|Why is this man smiling?|
The Office for National Statistics estimates that the economy grew by 0.8% in the third quarter (1). Unemployment, although still elevated at 7.7% (2), looks set to continue to gradually fall. This is good news for the millions of Britons suffering in the aftermath of the Great Recession. It also appears to be good news for the Coalition. The Chancellor, George Osborne, has declared Britain is on “a path to prosperity”. He had already proclaimed the “austerity argument is won” and in the words of the Telegraph, “we saved the economy.” (3) The media too has been quick to laud the austerity government. (4) However, in reality, the policy makers should be being condemned for what is a colossal failure. They have not only failed to help the recovery, they have actively hindered it.
The Office for Budget Responsibility estimates that UK GDP is 1.5% lower in 2013 as a result of austerity. The cumulative loss of output from 2010 to 2013 is estimated somewhere between 5% and 6%. In money terms this means nearly £100 billion. Simon Wren-Lewis has calculated that per-household the cost of fiscal consolidation has been £3,500 (5). That is an utter failure.
But it gets worse. These figures understate the costs of austerity in several ways. Firstly they use a conservative multiplier (6). Furthermore they neglect the disproportionate impact of the cuts. As the government spends more money on the poorest in society, cuts have hit lowest income households hardest. The rich, who lost virtually nothing due to the cuts, further benefited from the cut in the top rate of income tax. The figures also do not include the additional, prolonged, damage caused by austerity. These may include the greater inequality already mentioned, long term unemployment and the damage to health. (7)
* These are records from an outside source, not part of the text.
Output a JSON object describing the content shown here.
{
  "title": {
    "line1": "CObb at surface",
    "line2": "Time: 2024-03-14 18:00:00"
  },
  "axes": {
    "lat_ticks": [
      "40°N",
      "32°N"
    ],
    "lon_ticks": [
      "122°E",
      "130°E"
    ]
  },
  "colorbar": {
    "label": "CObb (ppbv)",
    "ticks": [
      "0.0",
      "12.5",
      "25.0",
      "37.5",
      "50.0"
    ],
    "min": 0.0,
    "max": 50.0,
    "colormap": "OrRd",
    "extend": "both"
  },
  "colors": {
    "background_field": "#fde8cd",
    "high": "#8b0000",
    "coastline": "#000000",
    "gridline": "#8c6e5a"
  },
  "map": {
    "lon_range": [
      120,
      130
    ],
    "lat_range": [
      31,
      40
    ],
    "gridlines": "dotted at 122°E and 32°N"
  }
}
It should also be noted that this is 6% lost compared to a government that had done nothing to fiscal policy. Instead of damaging the economy the government could and should have had a positive effect.
Of course, now we do appear to be on course for a lasting recovery. Yet although this is obviously good news, the government should not be getting credit. The recession began over 5 years ago. Since then we have had five flat years. The economy was always going to recover at some point, no one disputed that. The argument for stimulus was that the recovery would have been far faster and stronger. The economy is still smaller than before the crash. (8) More than half a decade of growth has been lost. In terms of output, Britain is doing worse than during the Great Depression:
Furthermore, as we are so far below capacity, we should expect rapid growth. The economy is way below trend output. In the long run the economy should return towards its trend level of output. Thus we should be experiencing high levels of growth. Arguably, given how depressed GDP is, 0.8% quarterly growth is actually pretty disappointing. In the words of Alan Taylor “in a bad current state the economy is more likely to grow faster than trend going forward.” (9)
This government should not be taking credit for“saving” the economy. They should be hanging their heads in shame for taking fiscal policy back into the pre-Keynesian era. This is not just numbers. This is unnecessary human suffering. Of course some will argue it was necessary given the deficit and national debt, but that case has been rebuked numerous times. (10) Deficits should go up in a downturn, as the state safety net becomes required. The public debt, as a percentage of GDP, is not at a historically high level. (11) Others might feel that with recovery seemingly taking off, the debate on austerity is irrelevant. But we must learn from the government’s failure. It has made the same mistakes that were made in the 1930s. They must not be made again.
(4) For example http://www.bbc.co.uk/news/business-24018349
(5) http://mainlymacro.blogspot.co.uk/2013/10/why-i-am-obsessed-by-austerity.html I strongly recommend that anyone who wants to know more about the points raised in this post to read some of what Wren Lewis has written on his blog, mainly macro.
(6) Used to measure the proportionate effect of government spending on output. For example, a multiplier of 1.5 means for every £1 the government spends, GDP increases by £1.50.
(7) David Stuckler and Sanjay Basu have written a very interesting book, The Body Economic: Why Austerity Kills, which explores the correlation between austerity and declining health. Although the impact in the UK is undoubtedly less severe than in Greece, where Malaria and HIV have made comebacks, some effect is likely.